Francois Hollande could hardly have been clearer in his intentions. In the immediate aftermath of the 2016 vote that took the UK out of the European Union, the French president was adamant that the City of London would have to lose one of its most important strategic assets, the right to clear trades denominated in euros.
'The City, which thanks to the EU was able to handle clearing operations for the eurozone, will not be able to do them,' he thundered. 'It can serve as an example for those who seek the end of Europe...It can serve as a lesson.'
It is hard to see much wriggle room there. And indeed, just to be sure no one missed it, the pledge was repeated endlessly by senior EU officials, and by the European Central Bank. And yet, now it turns out that the matter is not quite so clear cut.Yesterday, in a significant climbdown, the EU’s financial services commissioner Mairead McGuinness has extended the deadline for stopping EU banks and traders settling deals in London and forcing them to move operations to Paris or Frankfurt instead. More than five years after the UK left, London is still the key centre, and it now looks as if it will continue to hold that position for many years to come.
‘Clearing’ is a technical subject, but it is a key part of the plumbing of the financial systems. It allows trades in every kind of instrument to be settled between parties efficiently, cheaply, and most of all reliably. The City over many years has built up a dominant position in Europe; that, in turn, is an important competitive advantage. In total, £563 trillion – serious money when you come to think of it – of trades are cleared through London every year, creating lots of jobs and wealth along the way.
It is not hard to work out why the EU has backed down here. A little late in the day, admittedly, it has worked out that it actually needs the expertise of the City. The euro-zone, after all, is largely a machine for generating debt. Italy and France are 3rd and 4th biggest debtors in the world, although they are far smaller than the two biggest, the United States and Japan. The ECB prints money on a scale far larger than any central bank except for Japan’s. The EU is now getting in on the act, with its own borrowing for the 750 billion (£650 billion) euro Coronavirus Rescue Fund. Debt is piled on debt. It might be satisfying to cut off the City to ‘serve as a lesson’. But it also raises the awkward question of how you are going to borrow all that money.

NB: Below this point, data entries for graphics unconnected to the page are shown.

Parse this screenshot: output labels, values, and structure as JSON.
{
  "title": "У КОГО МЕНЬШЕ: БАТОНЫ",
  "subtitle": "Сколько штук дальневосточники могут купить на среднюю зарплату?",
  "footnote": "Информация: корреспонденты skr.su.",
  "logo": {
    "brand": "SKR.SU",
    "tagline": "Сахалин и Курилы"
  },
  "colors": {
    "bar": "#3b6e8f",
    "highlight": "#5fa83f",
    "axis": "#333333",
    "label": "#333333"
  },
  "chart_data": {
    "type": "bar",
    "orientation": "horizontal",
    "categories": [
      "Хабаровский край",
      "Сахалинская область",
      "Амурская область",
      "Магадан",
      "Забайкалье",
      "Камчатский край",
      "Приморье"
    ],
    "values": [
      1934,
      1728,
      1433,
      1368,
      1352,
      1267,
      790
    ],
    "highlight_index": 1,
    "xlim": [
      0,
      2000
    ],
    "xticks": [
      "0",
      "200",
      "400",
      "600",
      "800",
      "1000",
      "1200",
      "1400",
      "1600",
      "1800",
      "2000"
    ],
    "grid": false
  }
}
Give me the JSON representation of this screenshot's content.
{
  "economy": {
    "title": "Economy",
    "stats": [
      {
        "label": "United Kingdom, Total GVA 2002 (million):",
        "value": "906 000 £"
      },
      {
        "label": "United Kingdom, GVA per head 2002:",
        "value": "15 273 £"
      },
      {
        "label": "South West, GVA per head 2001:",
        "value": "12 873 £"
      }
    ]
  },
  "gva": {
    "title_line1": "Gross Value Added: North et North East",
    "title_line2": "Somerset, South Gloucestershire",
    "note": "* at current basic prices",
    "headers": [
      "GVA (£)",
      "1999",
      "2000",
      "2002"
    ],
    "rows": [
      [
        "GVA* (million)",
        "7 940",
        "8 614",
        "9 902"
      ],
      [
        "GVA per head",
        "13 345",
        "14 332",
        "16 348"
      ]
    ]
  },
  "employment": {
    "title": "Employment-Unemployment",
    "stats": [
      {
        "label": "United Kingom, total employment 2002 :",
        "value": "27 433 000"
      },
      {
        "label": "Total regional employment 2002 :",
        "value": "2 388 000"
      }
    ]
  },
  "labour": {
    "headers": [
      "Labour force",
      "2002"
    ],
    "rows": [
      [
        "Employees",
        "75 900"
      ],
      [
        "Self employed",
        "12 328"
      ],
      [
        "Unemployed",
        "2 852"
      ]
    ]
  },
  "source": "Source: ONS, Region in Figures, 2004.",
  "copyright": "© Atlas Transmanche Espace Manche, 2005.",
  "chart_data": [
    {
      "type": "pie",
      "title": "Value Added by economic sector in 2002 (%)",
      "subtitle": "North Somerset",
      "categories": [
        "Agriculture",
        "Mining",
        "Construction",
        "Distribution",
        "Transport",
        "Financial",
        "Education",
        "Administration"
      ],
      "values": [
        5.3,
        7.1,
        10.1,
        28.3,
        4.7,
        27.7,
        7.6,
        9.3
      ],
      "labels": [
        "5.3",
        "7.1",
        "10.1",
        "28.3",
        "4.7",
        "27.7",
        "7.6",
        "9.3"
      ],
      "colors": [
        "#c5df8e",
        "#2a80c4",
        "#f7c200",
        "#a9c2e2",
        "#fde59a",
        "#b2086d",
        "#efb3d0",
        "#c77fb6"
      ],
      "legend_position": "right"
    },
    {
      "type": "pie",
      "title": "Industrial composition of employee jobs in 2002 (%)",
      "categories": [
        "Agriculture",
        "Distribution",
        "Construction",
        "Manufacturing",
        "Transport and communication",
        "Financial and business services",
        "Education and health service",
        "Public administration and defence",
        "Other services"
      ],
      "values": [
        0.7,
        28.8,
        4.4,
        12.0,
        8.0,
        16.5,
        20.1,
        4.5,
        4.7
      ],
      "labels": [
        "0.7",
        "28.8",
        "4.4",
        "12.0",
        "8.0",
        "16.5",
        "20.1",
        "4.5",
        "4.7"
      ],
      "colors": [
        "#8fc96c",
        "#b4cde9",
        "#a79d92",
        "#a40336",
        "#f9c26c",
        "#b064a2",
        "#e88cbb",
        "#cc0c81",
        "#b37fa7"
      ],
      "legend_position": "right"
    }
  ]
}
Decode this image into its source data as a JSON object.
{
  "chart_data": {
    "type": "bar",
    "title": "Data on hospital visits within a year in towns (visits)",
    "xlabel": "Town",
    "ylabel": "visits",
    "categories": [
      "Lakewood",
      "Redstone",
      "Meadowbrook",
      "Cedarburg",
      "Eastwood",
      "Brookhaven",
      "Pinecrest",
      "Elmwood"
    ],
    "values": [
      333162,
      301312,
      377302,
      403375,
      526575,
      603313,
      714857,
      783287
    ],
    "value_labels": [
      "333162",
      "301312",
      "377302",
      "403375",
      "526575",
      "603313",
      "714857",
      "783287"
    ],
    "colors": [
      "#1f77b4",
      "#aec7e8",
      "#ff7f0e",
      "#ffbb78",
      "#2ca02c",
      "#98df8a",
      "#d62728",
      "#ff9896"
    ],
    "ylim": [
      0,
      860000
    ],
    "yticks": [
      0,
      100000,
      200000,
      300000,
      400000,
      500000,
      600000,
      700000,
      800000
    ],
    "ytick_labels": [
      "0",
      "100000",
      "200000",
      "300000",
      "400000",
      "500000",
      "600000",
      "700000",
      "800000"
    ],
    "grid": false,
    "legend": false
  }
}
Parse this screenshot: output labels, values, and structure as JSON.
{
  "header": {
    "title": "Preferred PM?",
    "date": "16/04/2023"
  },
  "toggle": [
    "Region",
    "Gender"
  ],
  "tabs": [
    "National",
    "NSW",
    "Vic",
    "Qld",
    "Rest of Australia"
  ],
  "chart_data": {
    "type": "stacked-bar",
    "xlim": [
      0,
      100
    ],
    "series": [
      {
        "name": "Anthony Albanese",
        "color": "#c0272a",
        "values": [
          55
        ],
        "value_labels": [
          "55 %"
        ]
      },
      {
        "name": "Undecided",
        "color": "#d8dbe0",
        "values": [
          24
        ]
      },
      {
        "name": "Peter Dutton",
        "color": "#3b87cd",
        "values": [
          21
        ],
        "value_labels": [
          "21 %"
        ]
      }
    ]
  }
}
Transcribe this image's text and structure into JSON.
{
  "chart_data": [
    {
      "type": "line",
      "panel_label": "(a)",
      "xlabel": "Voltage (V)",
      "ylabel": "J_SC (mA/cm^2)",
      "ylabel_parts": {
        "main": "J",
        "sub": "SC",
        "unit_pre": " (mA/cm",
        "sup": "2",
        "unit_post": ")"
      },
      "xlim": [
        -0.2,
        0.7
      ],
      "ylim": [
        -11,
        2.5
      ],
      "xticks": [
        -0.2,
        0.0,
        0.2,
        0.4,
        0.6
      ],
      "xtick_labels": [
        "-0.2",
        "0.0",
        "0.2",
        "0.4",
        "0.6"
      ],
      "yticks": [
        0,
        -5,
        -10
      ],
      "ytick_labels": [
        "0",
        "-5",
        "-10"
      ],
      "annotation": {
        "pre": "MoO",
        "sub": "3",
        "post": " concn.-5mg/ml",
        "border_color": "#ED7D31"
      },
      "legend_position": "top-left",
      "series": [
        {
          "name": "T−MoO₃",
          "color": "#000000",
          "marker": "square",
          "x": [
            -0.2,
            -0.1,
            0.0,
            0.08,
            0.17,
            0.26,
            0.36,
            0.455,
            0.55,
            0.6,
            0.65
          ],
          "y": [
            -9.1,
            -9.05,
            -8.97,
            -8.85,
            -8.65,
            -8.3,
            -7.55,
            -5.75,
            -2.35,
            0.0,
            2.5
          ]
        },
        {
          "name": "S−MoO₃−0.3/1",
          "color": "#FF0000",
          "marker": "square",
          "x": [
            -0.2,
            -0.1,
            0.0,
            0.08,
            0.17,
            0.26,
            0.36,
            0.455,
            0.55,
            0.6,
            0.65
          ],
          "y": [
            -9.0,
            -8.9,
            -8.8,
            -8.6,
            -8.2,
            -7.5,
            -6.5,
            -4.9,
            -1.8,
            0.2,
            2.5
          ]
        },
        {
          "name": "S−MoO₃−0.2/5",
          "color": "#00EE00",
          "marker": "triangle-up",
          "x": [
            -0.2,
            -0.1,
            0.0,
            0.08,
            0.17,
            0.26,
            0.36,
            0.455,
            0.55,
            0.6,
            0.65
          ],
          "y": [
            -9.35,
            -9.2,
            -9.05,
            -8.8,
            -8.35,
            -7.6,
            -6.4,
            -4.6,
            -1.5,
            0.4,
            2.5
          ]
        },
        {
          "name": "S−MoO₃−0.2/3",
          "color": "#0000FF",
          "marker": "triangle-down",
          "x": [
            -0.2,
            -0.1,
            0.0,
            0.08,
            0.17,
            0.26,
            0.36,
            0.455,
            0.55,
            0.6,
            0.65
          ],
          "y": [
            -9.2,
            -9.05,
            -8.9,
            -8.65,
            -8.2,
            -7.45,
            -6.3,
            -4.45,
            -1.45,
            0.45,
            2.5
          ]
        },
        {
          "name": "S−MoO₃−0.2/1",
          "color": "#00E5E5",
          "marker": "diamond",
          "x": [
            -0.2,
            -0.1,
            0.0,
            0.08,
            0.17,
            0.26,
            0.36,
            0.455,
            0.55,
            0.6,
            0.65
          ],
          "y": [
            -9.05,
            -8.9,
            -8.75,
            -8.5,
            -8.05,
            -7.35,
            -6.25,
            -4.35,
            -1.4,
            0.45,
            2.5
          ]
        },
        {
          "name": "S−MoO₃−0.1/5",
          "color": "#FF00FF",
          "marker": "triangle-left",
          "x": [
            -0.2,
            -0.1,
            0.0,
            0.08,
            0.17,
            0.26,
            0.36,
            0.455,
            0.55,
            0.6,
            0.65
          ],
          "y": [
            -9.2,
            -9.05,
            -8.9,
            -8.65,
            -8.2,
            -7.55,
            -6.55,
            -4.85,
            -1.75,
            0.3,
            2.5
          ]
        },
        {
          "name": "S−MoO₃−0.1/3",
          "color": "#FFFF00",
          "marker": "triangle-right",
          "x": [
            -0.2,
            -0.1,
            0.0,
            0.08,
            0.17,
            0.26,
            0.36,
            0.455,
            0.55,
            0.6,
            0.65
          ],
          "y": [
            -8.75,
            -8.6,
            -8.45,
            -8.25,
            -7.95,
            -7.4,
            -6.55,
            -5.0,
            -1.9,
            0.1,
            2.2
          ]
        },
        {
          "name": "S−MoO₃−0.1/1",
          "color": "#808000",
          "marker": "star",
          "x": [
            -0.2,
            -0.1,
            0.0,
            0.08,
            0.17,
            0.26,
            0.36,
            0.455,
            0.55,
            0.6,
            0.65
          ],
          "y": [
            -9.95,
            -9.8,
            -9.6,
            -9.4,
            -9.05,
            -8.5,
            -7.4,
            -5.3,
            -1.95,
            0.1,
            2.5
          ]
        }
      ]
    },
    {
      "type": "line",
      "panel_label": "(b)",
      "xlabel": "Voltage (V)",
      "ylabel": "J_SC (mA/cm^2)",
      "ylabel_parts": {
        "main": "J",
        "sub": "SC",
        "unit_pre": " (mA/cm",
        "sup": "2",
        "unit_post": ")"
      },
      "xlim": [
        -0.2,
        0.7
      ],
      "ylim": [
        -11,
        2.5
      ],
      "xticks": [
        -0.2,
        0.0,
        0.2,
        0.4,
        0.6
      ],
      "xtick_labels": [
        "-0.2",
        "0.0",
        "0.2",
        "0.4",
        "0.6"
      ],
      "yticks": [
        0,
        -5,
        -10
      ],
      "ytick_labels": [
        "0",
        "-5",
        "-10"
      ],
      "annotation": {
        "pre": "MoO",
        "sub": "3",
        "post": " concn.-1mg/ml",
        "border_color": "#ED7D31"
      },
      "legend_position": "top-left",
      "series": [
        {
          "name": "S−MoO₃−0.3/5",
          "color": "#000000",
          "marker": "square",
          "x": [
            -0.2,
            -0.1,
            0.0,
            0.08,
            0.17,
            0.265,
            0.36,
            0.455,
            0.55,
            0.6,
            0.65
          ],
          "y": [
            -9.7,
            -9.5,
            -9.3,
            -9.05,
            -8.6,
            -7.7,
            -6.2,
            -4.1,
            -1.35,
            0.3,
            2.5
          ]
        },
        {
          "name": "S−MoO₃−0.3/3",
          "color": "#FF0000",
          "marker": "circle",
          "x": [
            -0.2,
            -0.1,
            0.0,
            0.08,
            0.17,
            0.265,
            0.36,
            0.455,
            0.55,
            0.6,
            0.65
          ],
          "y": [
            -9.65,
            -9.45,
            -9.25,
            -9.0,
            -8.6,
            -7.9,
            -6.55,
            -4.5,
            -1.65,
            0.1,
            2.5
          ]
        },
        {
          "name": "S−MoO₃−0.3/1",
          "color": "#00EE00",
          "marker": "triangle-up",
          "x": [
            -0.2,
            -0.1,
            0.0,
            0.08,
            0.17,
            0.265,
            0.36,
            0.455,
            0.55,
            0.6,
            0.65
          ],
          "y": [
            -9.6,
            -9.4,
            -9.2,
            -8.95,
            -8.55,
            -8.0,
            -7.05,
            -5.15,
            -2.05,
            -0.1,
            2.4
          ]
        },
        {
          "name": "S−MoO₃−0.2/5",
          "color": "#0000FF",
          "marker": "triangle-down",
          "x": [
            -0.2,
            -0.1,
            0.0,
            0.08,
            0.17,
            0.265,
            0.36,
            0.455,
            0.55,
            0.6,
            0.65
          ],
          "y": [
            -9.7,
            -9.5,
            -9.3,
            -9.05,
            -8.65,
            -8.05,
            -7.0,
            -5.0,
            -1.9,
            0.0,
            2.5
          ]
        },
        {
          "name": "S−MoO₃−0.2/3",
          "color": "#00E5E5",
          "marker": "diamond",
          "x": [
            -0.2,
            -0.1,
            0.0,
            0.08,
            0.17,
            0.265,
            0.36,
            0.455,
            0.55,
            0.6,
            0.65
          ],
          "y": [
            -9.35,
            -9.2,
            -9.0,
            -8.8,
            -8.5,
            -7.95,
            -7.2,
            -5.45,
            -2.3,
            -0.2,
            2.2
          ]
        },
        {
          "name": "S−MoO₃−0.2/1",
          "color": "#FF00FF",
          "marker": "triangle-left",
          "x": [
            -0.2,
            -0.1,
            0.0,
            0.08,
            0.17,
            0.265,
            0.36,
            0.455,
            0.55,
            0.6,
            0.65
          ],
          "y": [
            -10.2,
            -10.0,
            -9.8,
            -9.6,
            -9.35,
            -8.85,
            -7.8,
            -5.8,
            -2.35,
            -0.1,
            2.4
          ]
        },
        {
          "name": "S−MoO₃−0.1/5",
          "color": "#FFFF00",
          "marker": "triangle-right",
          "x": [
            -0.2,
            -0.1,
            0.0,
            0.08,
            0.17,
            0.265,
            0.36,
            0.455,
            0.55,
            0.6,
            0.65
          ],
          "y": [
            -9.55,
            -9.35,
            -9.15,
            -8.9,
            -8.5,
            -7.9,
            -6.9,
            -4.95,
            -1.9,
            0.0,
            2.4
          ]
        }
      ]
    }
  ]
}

In reality, like so many of the EU’s threats, it was just bluster. Euro-zone politicians might resent the City's financial dominance of the continent. But that position reflects a long history, decades of accumulated expertise, and deep links across the world, none of which can be taken apart without doing a lot of damage to itself, as well as the other side. The EU has started to figure out that instead of trying to wreck areas of British expertise, and force business across the Channel with a mixture of bullying and sanctions, it might actually make sense for the two sides to work together. Heck, who knows, it might even catch on – and allow both the UK and the rest of Europe to prosper together.